If you had told me I would one day be measuring the circumference and diameter of my cock for a fucking chastity device, I would've laughed at you. Yet here I was, sitting at my home computer, my dick in one hand and a tape measure in the other. It was suggested to measure at least three times to get a proper measurement and to do it while the body is warm. After taking a shower, I gathered my measurements and ordered a cage that had nothing to do with fancy designs but everything to do with discretion and functionality for what I needed. I needed it to arrive by Tuesday, so I paid out the ass for rush delivery for it to arrive by Sunday afternoon. That didn't give me much time before it got used on Tuesday, but I figured it was enough. The class was only an hour and a half long; I should be okay, even if I might be uncomfortable.

The cage arrived on time without incident, in the advertised discreet packaging. Figuring out what part goes where was a little cumbersome, but I got everything in the proper place. I tried my hardest to warm up the metal before feeding my softened dick through the chamber, and I swear I felt my balls try to absorb themselves into my body as the cold metal touched me, making it a little difficult to get everything fitted in place.

Once I had done so, there was a noticeable weight on the lower half of my body, but not enough that it could be distracting and uncomfortable. To familiarize myself with the device and being in captivity, I wore the cage most of Monday evening when I got home, and by bedtime, I didn't notice it anymore except for a slight ache in my balls, which I could easily live with.

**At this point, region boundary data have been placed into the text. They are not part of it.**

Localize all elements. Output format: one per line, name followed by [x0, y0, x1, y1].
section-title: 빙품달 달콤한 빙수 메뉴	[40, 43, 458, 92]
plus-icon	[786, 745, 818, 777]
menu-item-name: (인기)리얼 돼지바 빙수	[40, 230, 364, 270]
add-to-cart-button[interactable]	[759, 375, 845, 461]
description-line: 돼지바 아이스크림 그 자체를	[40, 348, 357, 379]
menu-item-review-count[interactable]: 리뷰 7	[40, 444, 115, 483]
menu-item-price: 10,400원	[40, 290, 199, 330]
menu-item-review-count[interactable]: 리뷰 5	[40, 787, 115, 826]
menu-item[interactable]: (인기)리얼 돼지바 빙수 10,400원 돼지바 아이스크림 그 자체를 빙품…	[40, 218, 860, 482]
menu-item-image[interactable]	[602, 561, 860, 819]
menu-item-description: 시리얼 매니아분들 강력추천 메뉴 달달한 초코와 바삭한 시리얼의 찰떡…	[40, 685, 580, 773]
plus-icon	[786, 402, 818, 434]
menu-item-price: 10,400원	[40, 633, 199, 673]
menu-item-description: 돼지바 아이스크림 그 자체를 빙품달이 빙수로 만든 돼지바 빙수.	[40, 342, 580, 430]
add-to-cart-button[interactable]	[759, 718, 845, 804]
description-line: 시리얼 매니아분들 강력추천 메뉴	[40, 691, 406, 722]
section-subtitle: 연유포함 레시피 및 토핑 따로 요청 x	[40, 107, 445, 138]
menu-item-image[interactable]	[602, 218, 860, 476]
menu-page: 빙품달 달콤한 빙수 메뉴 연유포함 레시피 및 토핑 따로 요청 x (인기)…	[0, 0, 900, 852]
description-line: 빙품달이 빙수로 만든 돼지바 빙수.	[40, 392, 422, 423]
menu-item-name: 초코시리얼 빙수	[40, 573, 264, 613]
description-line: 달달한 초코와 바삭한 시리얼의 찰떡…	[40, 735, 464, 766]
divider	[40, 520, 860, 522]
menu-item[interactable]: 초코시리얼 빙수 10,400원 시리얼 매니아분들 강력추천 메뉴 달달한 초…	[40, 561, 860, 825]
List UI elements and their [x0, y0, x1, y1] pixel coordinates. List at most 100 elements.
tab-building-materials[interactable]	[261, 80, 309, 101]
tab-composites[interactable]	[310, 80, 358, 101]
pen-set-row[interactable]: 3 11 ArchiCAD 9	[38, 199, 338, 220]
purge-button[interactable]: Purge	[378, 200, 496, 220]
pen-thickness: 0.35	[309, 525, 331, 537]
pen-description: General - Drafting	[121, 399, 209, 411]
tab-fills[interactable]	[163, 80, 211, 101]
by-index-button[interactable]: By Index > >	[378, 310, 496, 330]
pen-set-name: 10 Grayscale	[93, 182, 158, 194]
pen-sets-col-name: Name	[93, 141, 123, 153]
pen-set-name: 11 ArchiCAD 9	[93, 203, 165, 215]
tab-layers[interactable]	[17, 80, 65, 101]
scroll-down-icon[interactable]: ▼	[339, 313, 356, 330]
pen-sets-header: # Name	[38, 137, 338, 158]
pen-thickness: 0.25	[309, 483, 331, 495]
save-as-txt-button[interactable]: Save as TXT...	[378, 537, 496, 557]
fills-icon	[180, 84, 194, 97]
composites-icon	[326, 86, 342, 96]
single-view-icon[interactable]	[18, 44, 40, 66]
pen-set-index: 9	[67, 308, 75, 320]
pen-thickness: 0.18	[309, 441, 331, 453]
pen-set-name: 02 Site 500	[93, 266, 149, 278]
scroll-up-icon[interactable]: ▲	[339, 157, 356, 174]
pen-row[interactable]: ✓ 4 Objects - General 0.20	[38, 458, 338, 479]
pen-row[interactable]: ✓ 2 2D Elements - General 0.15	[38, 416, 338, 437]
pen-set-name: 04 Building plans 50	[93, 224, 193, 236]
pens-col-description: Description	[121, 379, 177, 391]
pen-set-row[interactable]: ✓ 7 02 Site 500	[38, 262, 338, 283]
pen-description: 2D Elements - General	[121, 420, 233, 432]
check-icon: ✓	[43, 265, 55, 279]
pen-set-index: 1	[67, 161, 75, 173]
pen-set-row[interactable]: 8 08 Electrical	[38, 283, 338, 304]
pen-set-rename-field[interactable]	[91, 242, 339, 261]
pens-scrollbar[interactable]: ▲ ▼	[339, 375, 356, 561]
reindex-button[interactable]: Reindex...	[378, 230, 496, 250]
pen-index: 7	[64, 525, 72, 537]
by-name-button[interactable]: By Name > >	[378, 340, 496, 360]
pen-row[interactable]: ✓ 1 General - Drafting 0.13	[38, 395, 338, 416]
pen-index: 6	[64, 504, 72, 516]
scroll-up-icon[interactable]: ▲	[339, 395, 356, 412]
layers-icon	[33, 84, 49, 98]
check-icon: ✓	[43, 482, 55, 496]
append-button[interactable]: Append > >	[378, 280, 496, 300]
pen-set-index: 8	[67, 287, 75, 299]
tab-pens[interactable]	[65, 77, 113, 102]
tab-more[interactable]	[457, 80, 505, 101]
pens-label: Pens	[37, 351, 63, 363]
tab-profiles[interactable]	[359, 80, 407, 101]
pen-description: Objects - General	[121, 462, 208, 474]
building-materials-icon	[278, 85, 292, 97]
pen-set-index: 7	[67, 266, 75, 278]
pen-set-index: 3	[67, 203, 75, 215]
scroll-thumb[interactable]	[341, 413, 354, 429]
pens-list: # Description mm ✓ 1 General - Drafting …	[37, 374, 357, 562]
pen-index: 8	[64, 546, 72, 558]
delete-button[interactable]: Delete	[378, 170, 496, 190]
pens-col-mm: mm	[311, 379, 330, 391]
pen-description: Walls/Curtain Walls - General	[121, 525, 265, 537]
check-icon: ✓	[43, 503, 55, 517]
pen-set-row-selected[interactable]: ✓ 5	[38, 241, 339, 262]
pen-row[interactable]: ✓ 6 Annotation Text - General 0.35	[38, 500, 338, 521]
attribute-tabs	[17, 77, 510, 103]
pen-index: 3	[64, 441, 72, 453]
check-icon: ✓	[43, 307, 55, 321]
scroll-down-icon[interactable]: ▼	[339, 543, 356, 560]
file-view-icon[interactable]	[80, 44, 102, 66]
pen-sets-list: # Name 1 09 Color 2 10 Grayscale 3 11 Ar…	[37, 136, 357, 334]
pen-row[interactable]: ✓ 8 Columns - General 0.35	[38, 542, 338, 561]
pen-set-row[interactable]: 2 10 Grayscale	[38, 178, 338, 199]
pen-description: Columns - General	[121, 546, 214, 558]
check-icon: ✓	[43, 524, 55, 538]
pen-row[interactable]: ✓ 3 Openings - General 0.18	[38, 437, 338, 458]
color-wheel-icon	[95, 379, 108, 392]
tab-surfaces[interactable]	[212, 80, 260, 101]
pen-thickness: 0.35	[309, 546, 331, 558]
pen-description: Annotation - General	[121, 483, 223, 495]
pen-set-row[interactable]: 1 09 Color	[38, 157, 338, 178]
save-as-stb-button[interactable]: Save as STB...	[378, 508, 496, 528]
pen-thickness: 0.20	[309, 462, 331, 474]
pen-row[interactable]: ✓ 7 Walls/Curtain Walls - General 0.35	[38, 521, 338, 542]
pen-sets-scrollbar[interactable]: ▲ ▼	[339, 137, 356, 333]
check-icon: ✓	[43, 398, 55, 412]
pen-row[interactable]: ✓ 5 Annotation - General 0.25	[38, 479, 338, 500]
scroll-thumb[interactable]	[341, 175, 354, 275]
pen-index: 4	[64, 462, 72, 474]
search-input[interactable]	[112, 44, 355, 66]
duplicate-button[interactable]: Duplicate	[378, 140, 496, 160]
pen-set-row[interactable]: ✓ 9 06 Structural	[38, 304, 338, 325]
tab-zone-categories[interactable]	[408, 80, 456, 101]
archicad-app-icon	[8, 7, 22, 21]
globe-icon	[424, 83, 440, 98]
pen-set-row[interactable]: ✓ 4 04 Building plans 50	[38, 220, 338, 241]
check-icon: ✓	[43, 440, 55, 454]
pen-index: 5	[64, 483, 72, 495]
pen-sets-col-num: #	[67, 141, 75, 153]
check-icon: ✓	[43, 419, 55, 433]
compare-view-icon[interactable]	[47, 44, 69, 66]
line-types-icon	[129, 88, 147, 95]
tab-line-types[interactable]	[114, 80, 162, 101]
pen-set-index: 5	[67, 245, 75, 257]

As Tuesday morning arrived, I slipped the cage in place as if it was a part of my standard routine, leaving the key on top of the dresser. I reached for the gray slacks that I had to dig out from the back of my closet yesterday with a look of hatred and disgust. After trying on an assortment of pants, I learned that jeans showed the cage a little too easily for my comfort, drawing attention to the fact that I was in chastity for my own good. Slacks that had pleats in the front and didn't hug my waist proved to provide the best cage discretion. I used to pride myself on being business casual in jeans and a smart shirt, refusing to conform to the older professors with their slacks and sweater vest travesties. Yet here I was, dressing just like them to hide my desire for an Omega I shouldn't…or couldn't have.

The weather was transitioning from summer to fall, but it couldn't decide how the day would go. I also didn't have control over the temperature in my classroom. Aidyn Keller was one of maybe three Omegas in my class, and Alphas tended to run hot. Because of this, most classrooms had air conditioning pumped into them, lowering the temperature even in the dead of winter. Finally deciding on a thin quarter-sleeved sweater, I pulled it over my head and took a deep breath before grabbing my coffee travel mug and my laptop bag and leaving my condo.